Medina has exhibited his works in New York, Madrid, Havana, Miami, San Juan and now Chicago, where “The Sofrito Manifesto” is suspended until August 13, after which it moves to New York, Boston, Miami and DC .
It launched in early June with a range of frituras prepared by Janellie’s Kitchen: “all fried foods”, including tostones, bacalaitos, empanadillas, sorullitos, piononos and alcapurrias – plantain fritters stuffed with beef whose Sofrito Manifesto The recipe is illustrated with a series of photos of a lovely designer-dressed couple foreshadowing an adventure in an antique hotel suite with this iconic street food.
“You don’t eat alcapurrias in this environment,” Medina explains. “It’s not made with caviar. It’s made with ground beef by a grandmother.
None of her grannies ever cooked from recipes, but they cooked all day, every day, with produce they grew themselves. On the maternal side in particular, Abuela Inés Alonso Montijo was cooking farm-to-table long before it was a marketing concept, for example, scraping a garden coconut and extruding its milk, instead of buying a box for the jiggly pudding known as tembleque.
“The Sofrito Manifesto”
Until August 13
The National Museum of Puerto Rican Arts and Culture
3015 West Division
“She was doing everything with her bare hands and her brain,” Medina explains. “It was a lot of code words.” “Un poquito de sal” for a pinch of salt; “a sal chinchin” for a smaller pinch.
Medina and her sister wrote 50 recipes based on their abuelas’ cooking, combing through boxes of notes, clippings and memorabilia, and sitting at kitchen tables with cousins and aunts. in Hatillo.
Medina mustered all the powers of his PR firm and assembled and printed 2,000 copies, of which about 500 remain. He titled it for the diverse seasoning base of Puerto Rico’s food (and the most of Latin America). “Sofrito is an alliance of six ingredients: garlic, culantro, coriander, onions, sweet and hot peppers”; they are disparate elements that form the basis of a dish, in the same way that different media make up the book.
After “The Sofrito Manifesto” closed, Medina returns to Chicago this fall to collaborate with artist Josue Pellot and design studio 408 Fabrication on an outdoor mural somewhere on Pulaski Avenue in Hermosa.
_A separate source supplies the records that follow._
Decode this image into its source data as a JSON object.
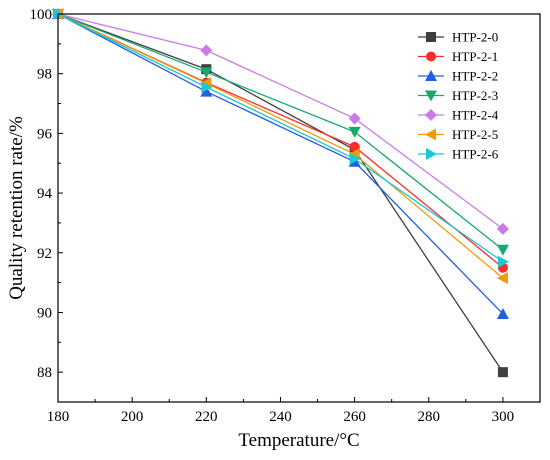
{
  "chart_data": {
    "type": "line",
    "title": "",
    "xlabel": "Temperature/°C",
    "ylabel": "Quality retention rate/%",
    "xlim": [
      180,
      310
    ],
    "ylim": [
      87,
      100
    ],
    "xticks": [
      180,
      200,
      220,
      240,
      260,
      280,
      300
    ],
    "yticks": [
      88,
      90,
      92,
      94,
      96,
      98,
      100
    ],
    "grid": false,
    "legend_position": "top-right",
    "x": [
      180,
      220,
      260,
      300
    ],
    "series": [
      {
        "name": "HTP-2-0",
        "values": [
          100,
          98.15,
          95.45,
          88.0
        ],
        "color": "#3f3f3f",
        "marker": "square"
      },
      {
        "name": "HTP-2-1",
        "values": [
          100,
          97.7,
          95.55,
          91.5
        ],
        "color": "#ff2a2a",
        "marker": "circle"
      },
      {
        "name": "HTP-2-2",
        "values": [
          100,
          97.4,
          95.05,
          89.95
        ],
        "color": "#1f5fe0",
        "marker": "triangle-up"
      },
      {
        "name": "HTP-2-3",
        "values": [
          100,
          98.05,
          96.05,
          92.1
        ],
        "color": "#17a86e",
        "marker": "triangle-down"
      },
      {
        "name": "HTP-2-4",
        "values": [
          100,
          98.78,
          96.5,
          92.8
        ],
        "color": "#cc7be6",
        "marker": "diamond"
      },
      {
        "name": "HTP-2-5",
        "values": [
          100,
          97.68,
          95.3,
          91.15
        ],
        "color": "#f09a0a",
        "marker": "triangle-left"
      },
      {
        "name": "HTP-2-6",
        "values": [
          100,
          97.55,
          95.15,
          91.7
        ],
        "color": "#1cc8d6",
        "marker": "triangle-right"
      }
    ]
  }
}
In the meantime, he is working on The Sofrito Manifesto 2: Cocktails, Beverages and Beverages, the second in a series of planned volumes and an epic undertaking by Jibarito Pop driven as much by its sense of capitalism as its sense of home. “My son wants to be an oncologist,” he says. “He will study for ten years. This book and the eight others I’m producing are how I’m going to raise the damn half a million dollars to call my son Dr. Medina.